Cargo Features to Control Building¶
The pyembed crate and generated Rust projects share a set of
build-mode-* Cargo feature flags to control how build artifacts
are created and consumed.
The features are described in the following sections.
build-mode-standalone¶
Do not attempt to invoke pyoxidizer or find artifacts it would have
built. It is possible to build the pyembed crate in this mode if
the rust-cpython and python3-sys crates can find a Python
interpreter. But, the pyembed crate may not be usable or work in
the way you want it to.
This mode is intended to be used for performing quick testing on the
pyembed crate. It is quite possible that linking errors will occur
in this mode unless you take additional actions to point Cargo at
appropriate libraries.
build-mode-pyoxidizer-exe¶
A pyoxidizer executable will be run to generate build artifacts.
The path to this executable can be defined via the PYOXIDIZER_EXE
environment variable. Otherwise PATH will be used.
At build time, pyoxidizer run-build-script will be run. A
PyOxidizer configuration file will be discovered using the heuristics
described at Finding Configuration Files. OUT_DIR will
be set if running from cargo, so a pyoxidizer.bzl next to the main
Rust project being built should be found and used.

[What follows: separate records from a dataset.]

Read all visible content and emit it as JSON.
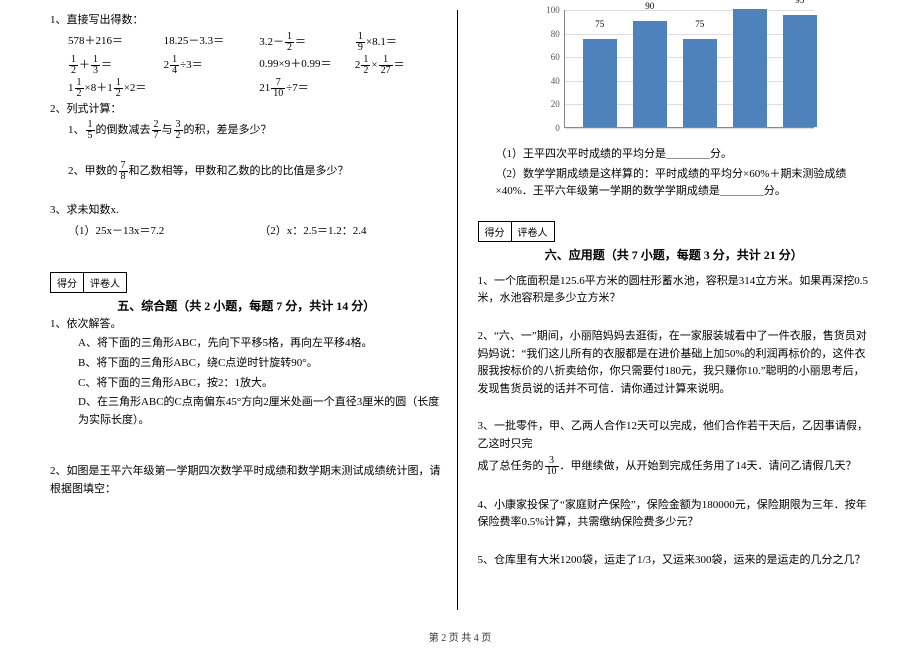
{
  "left": {
    "q1_head": "1、直接写出得数：",
    "eq_row1": [
      "578＋216＝",
      "18.25－3.3＝",
      "3.2－<f>1/2</f>＝",
      "<f>1/9</f>×8.1＝"
    ],
    "eq_row2": [
      "<f>1/2</f>＋<f>1/3</f>＝",
      "2<f>1/4</f>÷3＝",
      "0.99×9＋0.99＝",
      "2<f>1/2</f>×<f>1/27</f>＝"
    ],
    "eq_row3": [
      "1<f>1/2</f>×8＋1<f>1/2</f>×2＝",
      "",
      "21<f>7/10</f>÷7＝",
      ""
    ],
    "q2_head": "2、列式计算：",
    "q2_1": "1、<f>1/5</f>的倒数减去<f>2/7</f>与<f>3/2</f>的积，差是多少？",
    "q2_2": "2、甲数的<f>7/8</f>和乙数相等，甲数和乙数的比的比值是多少？",
    "q3_head": "3、求未知数x.",
    "q3_1": "（1）25x－13x＝7.2",
    "q3_2": "（2）x：2.5＝1.2：2.4",
    "score_label_a": "得分",
    "score_label_b": "评卷人",
    "sec5_title": "五、综合题（共 2 小题，每题 7 分，共计 14 分）",
    "q5_1_head": "1、依次解答。",
    "q5_1_a": "A、将下面的三角形ABC，先向下平移5格，再向左平移4格。",
    "q5_1_b": "B、将下面的三角形ABC，绕C点逆时针旋转90°。",
    "q5_1_c": "C、将下面的三角形ABC，按2：1放大。",
    "q5_1_d": "D、在三角形ABC的C点南偏东45°方向2厘米处画一个直径3厘米的圆（长度为实际长度）。",
    "q5_2": "2、如图是王平六年级第一学期四次数学平时成绩和数学期末测试成绩统计图，请根据图填空："
  },
  "right": {
    "chart": {
      "ymax": 100,
      "yticks": [
        0,
        20,
        40,
        60,
        80,
        100
      ],
      "bars": [
        {
          "v": 75,
          "x": 18
        },
        {
          "v": 90,
          "x": 68
        },
        {
          "v": 75,
          "x": 118
        },
        {
          "v": 100,
          "x": 168
        },
        {
          "v": 95,
          "x": 218
        }
      ],
      "bar_color": "#4e82bc",
      "grid_color": "#dddddd",
      "axis_color": "#888888"
    },
    "chart_q1": "（1）王平四次平时成绩的平均分是＿＿＿＿分。",
    "chart_q2": "（2）数学学期成绩是这样算的：平时成绩的平均分×60%＋期末测验成绩×40%．王平六年级第一学期的数学学期成绩是＿＿＿＿分。",
    "score_label_a": "得分",
    "score_label_b": "评卷人",
    "sec6_title": "六、应用题（共 7 小题，每题 3 分，共计 21 分）",
    "q6_1": "1、一个底面积是125.6平方米的圆柱形蓄水池，容积是314立方米。如果再深挖0.5米，水池容积是多少立方米？",
    "q6_2": "2、“六、一”期间，小丽陪妈妈去逛街，在一家服装城看中了一件衣服，售货员对妈妈说：“我们这儿所有的衣服都是在进价基础上加50%的利润再标价的，这件衣服我按标价的八折卖给你，你只需要付180元，我只赚你10.”聪明的小丽思考后，发现售货员说的话并不可信．请你通过计算来说明。",
    "q6_3a": "3、一批零件，甲、乙两人合作12天可以完成，他们合作若干天后，乙因事请假，乙这时只完",
    "q6_3b": "成了总任务的<f>3/10</f>．甲继续做，从开始到完成任务用了14天．请问乙请假几天？",
    "q6_4": "4、小康家投保了“家庭财产保险”，保险金额为180000元，保险期限为三年．按年保险费率0.5%计算，共需缴纳保险费多少元？",
    "q6_5": "5、仓库里有大米1200袋，运走了1/3，又运来300袋，运来的是运走的几分之几？"
  },
  "footer": "第 2 页 共 4 页"
}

pyoxidizer run-build-script will resolve the default build script target
by default. To override which target should be resolved, specify the target
name via the PYOXIDIZER_BUILD_TARGET environment variable. e.g.:
$ PYOXIDIZER_BUILD_TARGET=build-artifacts cargo build
build-mode-prebuilt-artifacts¶
This mode tells the build script to reuse artifacts that were already built.
(Perhaps you called pyoxidizer build or pyoxidizer run-build-script
outside the context of a normal cargo build.)
In this mode, the build script will look for artifacts in the directory
specified by PYOXIDIZER_ARTIFACT_DIR if set, falling back to OUT_DIR.
This directory must have a cargo_metadata.txt file, which will be
printed to stdout by the build script to tell Cargo how to link a Python
library.
cpython-link-unresolved-static¶
Configures the link mode of the cpython crate to use a static
pythonXY library without resolving the symbol at its own build
time. The pyembed crate or a crate building it will need to emit
cargo:rustc-link-lib=static=pythonXY and any
cargo:rustc-link-search=native={} lines to specify an explicit
pythonXY library to link against.
This is the link mode used to produce self-contained binaries containing
libpython and pyembed code.
cpython-link-default¶
Configures the link mode of the cpython crate to use default
semantics. The crate’s build script will find a pre-built Python
library by querying the python defined by PYTHON_SYS_EXECUTABLE
or found on PATH. See the cpython crate’s documentation for
more.
This link mode should be used when linking against an existing libpython
that can be found by the cpython crate’s build script.